5 Early Life Lessons
[This this a guest post by my friend Rocky Kwan, if you have any questions please leave a comment]
As a young businessman and a student, there are many life lessons to be learnt. By taking your mistakes and learning from them, a person becomes stronger and more efficient in doing things. I’ve seen many coworkers fired because they refused to learn from mistakes, so to help you avoid these mistakes altogether, I’ve compiled the top five life lessons that I’ve learnt.
1) Strive to be more successful than those the same age as you. Your peers are the ones who you can relate to, who you can compete equally with. When a friend receives more success than you, there is nobody to blame but yourself, but when someone older excels at something, we tend to make excuses like “Oh, he’s got more experience because he’s older”. By striving to be better than those your age, you may see changes in the quality of work you output. This may also be why many people may have done well in high school, and university but suffered when it came time to apply it to a career.
2) Start investing and networking at a young age. As a university student, I wish my parents had secretly taken a portion of my allowance every week, if they had, I wouldn’t have had to taken out money I desperately needed to buy my textbooks.
If they had taken five dollars out of my allowance every week starting at the age of ten, and I was to be paid twice a week, I would have had an extra $1040.
(52 weeks in a year, but I only get paid every other week,
Therefore the calculation is $5 x 26 weeks x 8 years)
That is only a very basic example of why investing at a young age would have been a good idea. As for networking, I regret not building strong networks from my very first job working for the city. Although I was only a boy watching children at a day camp, my boss was the head of human resources for all city of Calgary summer employees. If I had networked with her, I may have been able to be an intern at the city of Calgary the next summer; instead I was stuck yet again at the dead-end job, watching children.
3) Don’t fear failure and instead embrace it. You can take a look at any successful person in life and you will see that they failed multiple times before getting where they are.
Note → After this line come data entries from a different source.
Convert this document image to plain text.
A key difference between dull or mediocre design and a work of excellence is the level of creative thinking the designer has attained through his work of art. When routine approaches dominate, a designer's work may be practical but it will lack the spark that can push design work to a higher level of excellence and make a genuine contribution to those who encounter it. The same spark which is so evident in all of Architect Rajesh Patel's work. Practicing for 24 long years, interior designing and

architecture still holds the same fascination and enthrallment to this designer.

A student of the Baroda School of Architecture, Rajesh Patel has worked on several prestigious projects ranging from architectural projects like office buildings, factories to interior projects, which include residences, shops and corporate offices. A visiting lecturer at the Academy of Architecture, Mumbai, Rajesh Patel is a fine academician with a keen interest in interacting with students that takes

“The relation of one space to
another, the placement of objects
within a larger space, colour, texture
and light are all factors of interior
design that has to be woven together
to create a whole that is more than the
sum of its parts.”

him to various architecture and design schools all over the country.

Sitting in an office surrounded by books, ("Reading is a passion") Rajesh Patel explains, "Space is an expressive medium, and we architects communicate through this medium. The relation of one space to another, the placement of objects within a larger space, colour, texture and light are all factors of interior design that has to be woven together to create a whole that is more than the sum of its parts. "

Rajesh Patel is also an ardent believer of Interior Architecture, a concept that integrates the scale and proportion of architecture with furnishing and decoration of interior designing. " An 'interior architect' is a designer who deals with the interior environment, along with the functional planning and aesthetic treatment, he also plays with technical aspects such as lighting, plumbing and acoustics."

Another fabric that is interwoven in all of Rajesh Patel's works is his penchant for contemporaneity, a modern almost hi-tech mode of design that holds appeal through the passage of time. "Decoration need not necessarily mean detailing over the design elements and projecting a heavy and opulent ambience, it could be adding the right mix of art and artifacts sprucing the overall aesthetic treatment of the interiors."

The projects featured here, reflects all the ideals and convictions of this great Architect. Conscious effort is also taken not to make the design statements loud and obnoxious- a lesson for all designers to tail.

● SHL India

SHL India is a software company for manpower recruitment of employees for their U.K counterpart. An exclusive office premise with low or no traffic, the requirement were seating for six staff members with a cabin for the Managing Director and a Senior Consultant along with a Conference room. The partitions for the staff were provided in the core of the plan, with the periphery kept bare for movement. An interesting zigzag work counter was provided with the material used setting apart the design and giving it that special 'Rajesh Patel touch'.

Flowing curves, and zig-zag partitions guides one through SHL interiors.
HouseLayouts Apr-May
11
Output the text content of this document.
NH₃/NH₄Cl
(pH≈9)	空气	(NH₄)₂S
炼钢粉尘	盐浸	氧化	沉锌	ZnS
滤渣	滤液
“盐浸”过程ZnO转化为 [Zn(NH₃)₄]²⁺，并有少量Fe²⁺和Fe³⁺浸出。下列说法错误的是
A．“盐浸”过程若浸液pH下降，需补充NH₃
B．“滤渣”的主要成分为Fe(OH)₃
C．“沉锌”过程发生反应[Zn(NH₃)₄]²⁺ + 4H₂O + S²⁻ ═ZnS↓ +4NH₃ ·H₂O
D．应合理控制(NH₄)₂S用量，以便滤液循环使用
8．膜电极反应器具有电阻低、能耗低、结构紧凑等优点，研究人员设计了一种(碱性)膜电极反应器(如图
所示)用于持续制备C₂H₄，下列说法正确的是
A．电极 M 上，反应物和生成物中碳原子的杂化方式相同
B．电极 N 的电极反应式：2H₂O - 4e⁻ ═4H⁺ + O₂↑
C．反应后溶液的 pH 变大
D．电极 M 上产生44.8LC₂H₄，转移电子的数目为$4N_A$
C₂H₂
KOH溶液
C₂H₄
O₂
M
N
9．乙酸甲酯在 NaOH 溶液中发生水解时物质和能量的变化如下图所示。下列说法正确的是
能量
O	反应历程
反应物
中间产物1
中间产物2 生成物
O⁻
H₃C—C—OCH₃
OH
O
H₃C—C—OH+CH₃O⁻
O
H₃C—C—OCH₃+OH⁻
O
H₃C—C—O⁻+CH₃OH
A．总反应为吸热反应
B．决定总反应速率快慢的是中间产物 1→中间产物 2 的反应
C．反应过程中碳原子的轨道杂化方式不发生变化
The reason people fail is because they haven’t learnt how to accept failure positively, and instead tend to give up once they fail.
The only way to learn how to take failure and turn it into productivity is to fail. There are no books to teach you what to do when you fail, because every situation is different. By failing and learning from it, you’ll prevent yourself from making that same mistake again.
4) Record every expenditure and set a goal to reduce spending. As a child, I remember going to the candy store twice a week and buying a can of soda for a dollar. You may think that is spare change, but if you calculate it, I spent $104 on soda alone. (52 weeks x twice a week x $1)
If I had recorded that expenditure down I may have realized what I was doing. Humans only realize something when they can see it in front of them, therefore I couldn’t realize that I was spending 1/10, or 10% of what I earned each year on soda! (Remember, I was only 9, and I made $20 a week for allowance)
A great example of why recording expenditures is important is gambling. The reason gambling is so successful, is because you are spending money at a fast pace, time after time. Many people lose thousands of dollars in casinos because they can remember the times they won, but never the times they lost.
5) Write down at ONE goal to accomplish in a given time period. As I stated in life lesson #4, Humans only realize something when they can see it in front of them. By writing down ONE and only ONE goal, you can see your task in front of you, instead of only dreaming about it in your mind. Make sure to give yourself a time period, or a deadline, to accomplish this goal, or you may look at it, but never get to work on it.